Σtella / Stella Chronopoulou répond à notre demande d’interview sur Skype depuis l’appartement de ses parents, En Grèce. Aujourd’hui, le pays fête le Khatari Deftera, « le lundi pur » et le premier jour du grand Carême. À cette occasion, il est formellement interdit de manger de la viande. Seule une fille comme Stella, productrice et musicienne indépendante, rejette cette tradition et se refuse à faire taire ses pulsions carnivores.
Le premier album éponyme de Σtella est sorti en 2015 sur le label Inner Ear Records. La plupart de ses titres ont été propulsés au hit-parade grec. Aujourd’hui, elle prépare la sortie de son prochain album, Works for You, emprunt de rythmes pop et disco – soit, le meilleur remède à l’austérité grecque ambiante.
Diplômée de l’école des beaux-arts d’Athènes, Σtella est avant tout une artiste peintre. Une formation qui l’a poussée à mêler son amour de la musique et de la performance au sein du groupe Fever Kids ou pour le producteur grec NTEiBiNT. Pour The fifth Sense, Σtella revient sur son parcours, évoque en filigrane la crise économique de son pays tout en profitant de l’occasion pour parler de la scène créative d’Athènes – en pleine ébullition.
En tant qu’artiste, comment vis-tu la crise économique de ton pays au quotidien ?
Tout a commencé en 2009. À cette époque, je travaillais pour des magazines.
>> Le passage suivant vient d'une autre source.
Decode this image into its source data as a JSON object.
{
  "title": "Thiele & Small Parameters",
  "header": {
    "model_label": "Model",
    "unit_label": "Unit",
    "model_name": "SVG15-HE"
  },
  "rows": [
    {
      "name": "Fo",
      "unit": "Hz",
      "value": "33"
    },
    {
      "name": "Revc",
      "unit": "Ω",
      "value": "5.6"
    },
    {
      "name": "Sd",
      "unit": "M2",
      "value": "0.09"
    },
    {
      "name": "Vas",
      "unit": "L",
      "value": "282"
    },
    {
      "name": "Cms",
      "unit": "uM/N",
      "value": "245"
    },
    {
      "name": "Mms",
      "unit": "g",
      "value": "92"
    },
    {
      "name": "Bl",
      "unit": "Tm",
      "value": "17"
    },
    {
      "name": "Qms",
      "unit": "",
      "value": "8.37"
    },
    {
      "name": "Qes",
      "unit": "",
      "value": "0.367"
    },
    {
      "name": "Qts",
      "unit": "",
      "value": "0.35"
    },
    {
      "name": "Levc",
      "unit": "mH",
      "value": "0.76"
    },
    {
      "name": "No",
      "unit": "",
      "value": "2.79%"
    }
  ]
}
J’ai passé cinq ans à faire ça jusqu’à ce que je me décide à quitter cet univers, qui ne me correspondait plus vraiment. Je voulais me consacrer pleinement à la musique. De toute façon, c’est à ce moment-là que les magazines ont viré tout le monde des suites de la crise économique. J’ai bossé en free-lance jusqu’en 2011, pour une dernière mission. Mais c’est une bonne chose, la crise m’a forcée à arrêter ce que je ne voulais plus faire. Et je me suis mise à fond dans la musique.
Beaucoup de gens ont quitté leur village natal pour s’installer à Athènes vu que c’est une grande ville et la capitale du pays. Mais j’ai également vu pas mal de monde quitter Athènes pour retourner dans leurs villages ou chez leurs parents. Parce qu’ils n’avaient plus de travail ou s’étaient fait virer. J’ai même un ami qui est parti aujourd’hui pour vivre à Bruxelles. C’était l’un de mes derniers amis ici, en Grèce.
La crise a-t-elle influencé ton ambition, ta créativité ?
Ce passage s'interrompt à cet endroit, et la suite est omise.